Comment survivre à la perte de son enfant ?
Comment pourrais-je vivre, je viens d’avoir cent ans.
En toi je puisais mon énergie, tu étais source de vie,
Aujourd’hui je ne suis plus rien que cet immense chagrin,
T’écrire ces quelques mots m’aident à sécher mes pleurs,
A guérir quelques maux et à exorciser mes peurs.
Mais comment te dire à quel point je t’aime,
Quels mots pourrais-je écrire pour adoucire ma peine ?
De toutes mes blessures, celle-là est la plus immonde,
Plus rien ne me rassure, je suis dans un autre monde.

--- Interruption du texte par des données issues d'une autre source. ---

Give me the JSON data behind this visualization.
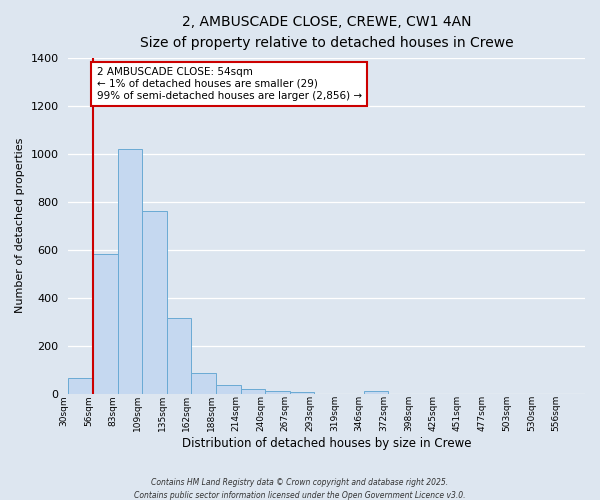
{
  "title": "2, AMBUSCADE CLOSE, CREWE, CW1 4AN",
  "subtitle": "Size of property relative to detached houses in Crewe",
  "xlabel": "Distribution of detached houses by size in Crewe",
  "ylabel": "Number of detached properties",
  "bar_color": "#c5d8f0",
  "bar_edge_color": "#6aaad4",
  "bg_color": "#dde6f0",
  "grid_color": "#ffffff",
  "categories": [
    "30sqm",
    "56sqm",
    "83sqm",
    "109sqm",
    "135sqm",
    "162sqm",
    "188sqm",
    "214sqm",
    "240sqm",
    "267sqm",
    "293sqm",
    "319sqm",
    "346sqm",
    "372sqm",
    "398sqm",
    "425sqm",
    "451sqm",
    "477sqm",
    "503sqm",
    "530sqm",
    "556sqm"
  ],
  "values": [
    65,
    580,
    1020,
    760,
    315,
    88,
    35,
    20,
    12,
    5,
    0,
    0,
    10,
    0,
    0,
    0,
    0,
    0,
    0,
    0,
    0
  ],
  "ylim": [
    0,
    1400
  ],
  "yticks": [
    0,
    200,
    400,
    600,
    800,
    1000,
    1200,
    1400
  ],
  "red_line_index": 1,
  "annotation_title": "2 AMBUSCADE CLOSE: 54sqm",
  "annotation_line1": "← 1% of detached houses are smaller (29)",
  "annotation_line2": "99% of semi-detached houses are larger (2,856) →",
  "annotation_box_color": "#ffffff",
  "annotation_box_edge": "#cc0000",
  "red_line_color": "#cc0000",
  "footer1": "Contains HM Land Registry data © Crown copyright and database right 2025.",
  "footer2": "Contains public sector information licensed under the Open Government Licence v3.0."
}
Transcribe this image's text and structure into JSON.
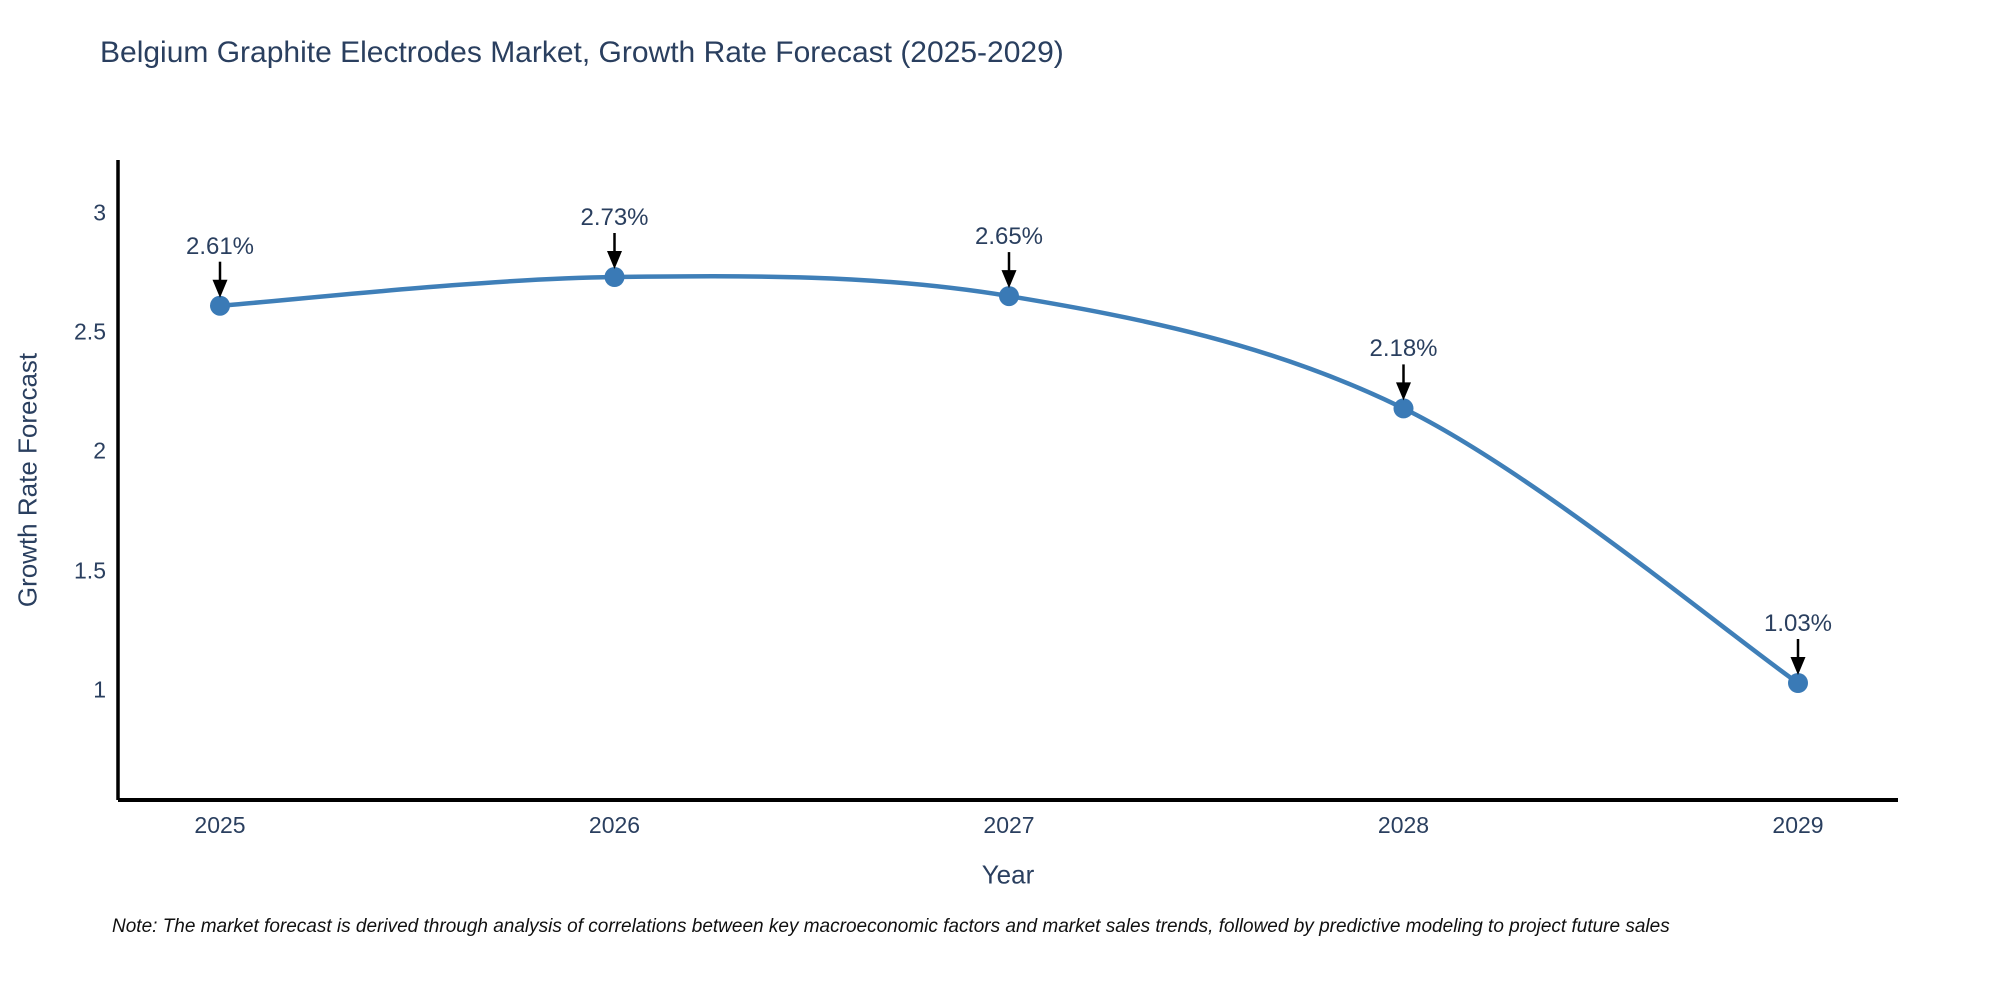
{
  "title": "Belgium Graphite Electrodes Market, Growth Rate Forecast (2025-2029)",
  "note": "Note: The market forecast is derived through analysis of correlations between key macroeconomic factors and market sales trends, followed by predictive modeling to project future sales",
  "chart_data": {
    "type": "line",
    "title": "Belgium Graphite Electrodes Market, Growth Rate Forecast (2025-2029)",
    "xlabel": "Year",
    "ylabel": "Growth Rate Forecast",
    "x": [
      2025,
      2026,
      2027,
      2028,
      2029
    ],
    "series": [
      {
        "name": "Growth Rate Forecast",
        "values": [
          2.61,
          2.73,
          2.65,
          2.18,
          1.03
        ]
      }
    ],
    "annotations": [
      "2.61%",
      "2.73%",
      "2.65%",
      "2.18%",
      "1.03%"
    ],
    "yticks": [
      3,
      2.5,
      2,
      1.5,
      1
    ],
    "ylim": [
      0.54,
      3.22
    ],
    "grid": false,
    "legend": "none",
    "line_shape": "spline",
    "markers": true,
    "line_color": "#3f7fb8",
    "marker_color": "#3a7ab6",
    "axis_color": "#000000",
    "arrow_color": "#000000",
    "text_color": "#2a3f5f"
  }
}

Pourquoi ce geste fatal ? Jamais je ne me pardonnerais
De n’avoir pas vu ce mal qui nous sépare à jamais.
Comment vivre après ce drame ? Tous ensembles nous te pleurons,
As-tu trouvé le repos de l’âme, m’as-tu accordé ton pardon ?
Et si, et si nous avions parlé, les choses auraient-elles changées ?
Serais-je en train de pleurer, Avais-tu déjà tout décidé ?
Ton amour, tes frères et sœurs sont là qui pleurent avec moi,
Ton départ pour l’au-delà, ce voyage que tu fais sans moi.
Je t’ai donné la vie, tu m’avais donné la foi,
Tu m’as tout repris, je dérive sans toi
Dans cet océan de larmes où je finirais par me noyer,
Je déposerais les armes pour aller te retrouver.
Et dans ton paradis, seras-tu là pour m’accueillir ?
Lorsque j’aurais quitté cette vie, que j’aurais fini de vieillir.
Je te rejoindrais là-bas, et alors tout recommencera
Je te prendrais dans mes bras, plus rien ne nous séparera.